Wat is een misvormde femorale epifyse?
Een uitgegleden kapitale femorale epifyse is een heupblessure die meestal optreedt bij adolescenten kort na de puberteit. Het hoofd van het dijbeen glijdt of breekt aan de basis van het heupgewricht, waardoor het van zijn plaats beweegt. Verschillende factoren kunnen bijdragen aan een uitgegleden kapitale femorale epifyse, hoewel de belangrijkste oorzaak een snelle groei van de botten van het been is als gevolg van spurts en hormonale veranderingen.
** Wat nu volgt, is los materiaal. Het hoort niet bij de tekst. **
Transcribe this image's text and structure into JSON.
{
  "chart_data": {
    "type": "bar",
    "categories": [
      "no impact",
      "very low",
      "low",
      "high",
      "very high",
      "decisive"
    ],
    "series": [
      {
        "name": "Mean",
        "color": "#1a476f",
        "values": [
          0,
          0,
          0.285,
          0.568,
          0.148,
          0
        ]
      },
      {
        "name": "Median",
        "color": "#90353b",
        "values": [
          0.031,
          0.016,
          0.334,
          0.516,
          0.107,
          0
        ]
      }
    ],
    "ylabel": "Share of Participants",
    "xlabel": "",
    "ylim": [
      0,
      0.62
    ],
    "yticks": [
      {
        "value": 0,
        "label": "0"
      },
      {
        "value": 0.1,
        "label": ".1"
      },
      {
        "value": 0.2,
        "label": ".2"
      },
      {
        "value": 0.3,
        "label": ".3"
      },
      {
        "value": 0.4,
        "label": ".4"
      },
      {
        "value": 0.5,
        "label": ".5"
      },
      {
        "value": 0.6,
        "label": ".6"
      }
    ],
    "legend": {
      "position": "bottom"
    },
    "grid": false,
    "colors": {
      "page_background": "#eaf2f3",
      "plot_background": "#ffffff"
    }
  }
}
De aandoening kan pijnlijk en in ernstige gevallen slopend zijn. Chirurgen kunnen meestal het dijbeen terug op zijn plaats zetten en vastzetten met gespecialiseerde schroeven om herstel te bevorderen.
De nek en het hoofd van een dijbeen worden verbonden door een groeiplaat waardoor het bot langer wordt en op zijn plaats in de heup past. Wanneer een uitgegleden kapitaal femorale epifyse optreedt, scheidt het bot zich bij de groeiplaat en wordt verplaatst. Terwijl de kop van het bot nog steeds verbonden is met het gewricht, wordt de rest van het dijbeen naar buiten gedwongen.
De groeischijf is relatief zwak en gevoelig voor letsel. Een groeispurt kan overmatige druk uitoefenen op het gebied, wat leidt tot een slip. Adolescenten die hardlopen of sporten met een hoge intensiteit, lopen een verhoogd risico op femurletsel door chronische belasting van de benen. Obesitas en reumatoïde artritis kunnen ook bijdragen aan het begin van een uitgegleden kapitaal femorale epifyse.
Een adolescent die lijdt aan een uitgegleden kapitale femurale epifyse heeft waarschijnlijk constante pijn in de heup en knie, een beperkt bewegingsbereik en moeite met het dragen van gewicht op het been. De heup voelt meestal stijf en zeer zacht aan. Afhankelijk van de ernst van de slip, kan het been er duidelijk uitzien alsof het niet op zijn plaats zit. Een uitgegleden kapitale femorale epifyse die niet meteen wordt gedetecteerd en behandeld, kan mogelijk levenslange mobiliteitsproblemen veroorzaken.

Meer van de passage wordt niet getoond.